Laura Fuchs Testimony – DCPS SY2021 Budget Hearing

DC Public Schools Budget Testimony:

Laura Fuchs, Teacher, HD Woodson HS, Chair of the Washington Teacher’s Union’s Committee on Political Education, WTU Recording Secretary, Executive Board Member of Ward 7 Education Council, Executive Board Member of Empower DC and member of LSAT of HD Woodson HS, Ward 5 Resident

Delivered: Tuesday, October 29, 2019

My name is Laura Fuchs, and I am in my 13th year teaching at HD Woodson SHS. Today I would like to focus on highlighting the budget where it concerns serving the needs of our Special Education students. Because our schools are budgeted based on projected enrollment we know that the system will not be perfect. The students we serve in Ward 7 are highly mobile and are often going through a lot that can cause them to move from school to school. This year our school is already over 67 students beyond our overall projected enrollment, and our special education population appears to have a similar percentage over-enrolled. When it comes to special education the challenges deepen because we also do not know in advance what programs nor how many hours of services our students will need in order to fulfill their IEPs. This year HD Woodson has seen a noticeable uptick in the total number of hours required on the IEPs (i.e., we usually used to see 10 hours and now are seeing 15).

We accept that DCPS cannot predict with 100% accuracy who will walk through the doors in August each year. But DCPS needs to be better prepared and more flexible to guarantee that our schools will have the teachers, services, and personnel required to meet the IEPs of our students when they do arrive. To that end, I want to suggest that we end the practice of “Mutual Consent” that Michelle Rhee bargained for in 2009. If we allow excessed teachers, who have good evaluation scores, to stay in a “pool” of available teachers, they can then be placed at a school immediately when a need arises. Currently the system severs them from the system if they don’t find a job at the end of the summer, making them unavailable to hire at all! Then, if a school has more students than they predicted, or the students have more hours, or we need an additional staff member for a particular program, that need can be met as fast as possible so our students don’t get negatively affected. On top of that, if we run out of teachers from that pool we can then pull from existing central office staff, who should be required to keep up their teaching licensure, so that they are serving kids directly rather than doing who knows what in an over-bloated administrative black hole.

Next we need to bring back the Special Education Coordinator to the Comprehensive Staffing Model funding formula for any school that has over a certain percentage and/or number of special education students. I won’t claim to be the expert on what the threshold should fairly be, but the fact is that a school like HD Woodson, where close to 30% of the population on any given year is receiving special education services, a Special Education Coordinator is not optional staffing. We do not receive enough discretionary funds to afford it, and we lost our position in this past year. That is not acceptable.

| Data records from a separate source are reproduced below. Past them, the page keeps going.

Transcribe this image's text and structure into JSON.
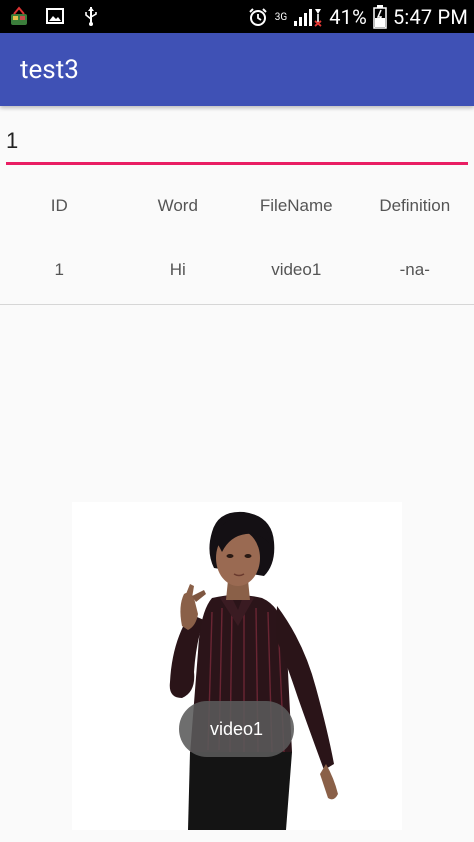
{
  "status_bar": {
    "icons_left": [
      "app-notification-icon",
      "image-icon",
      "usb-icon"
    ],
    "icons_right": [
      "alarm-icon",
      "network-3g-icon",
      "signal-icon",
      "battery-icon"
    ],
    "network": "3G",
    "battery": "41%",
    "time": "5:47",
    "ampm": "PM"
  },
  "app_bar": {
    "title": "test3",
    "color": "#3f51b5"
  },
  "search": {
    "value": "1",
    "underline_color": "#e91e63"
  },
  "table": {
    "headers": [
      "ID",
      "Word",
      "FileName",
      "Definition"
    ],
    "rows": [
      [
        "1",
        "Hi",
        "video1",
        "-na-"
      ]
    ]
  },
  "video": {
    "toast": "video1"
  }
}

Furthermore, DCPS needs to better indicate what funds are Special Education funds and can only be spent in that department both as incoming funds and then as how we spend them. It should be broken down clearly how those funds were calculated, what programs they are to be used for, etcetera, so that our teachers and coordinator can verify that they are correct. Having served in LSATs for the past 10 years, I can attest that it is often very confusing as to where the money is coming from and if we are correctly spending it, and that often appears to lead to our school not getting adequate general funds and then compensating for them with special education funds, like what was happening with At-Risk Funds. This is a potential massive lawsuit that could be avoided with increased transparency and training for our LSATs.

When it comes to calculating what funds our local schools should get they should be based on special education teachers automatically getting 2 planning periods per day – one for academic planning and one for case management. Caseloads should be based on the amount of hours and work it will take to service the IEP, not simply total number of students, it should be made clear how that is being calculated so that our school can use them appropriately. DCPS should work with our teams in advance to learn how difficult it can be to service all our students and then staff and fund the programs appropriately so that we are set up to be successful.

It is our moral duty to service our students with special education needs. We must set up our schools to be successful but adequately funding and staffing them. Anything less is unacceptable.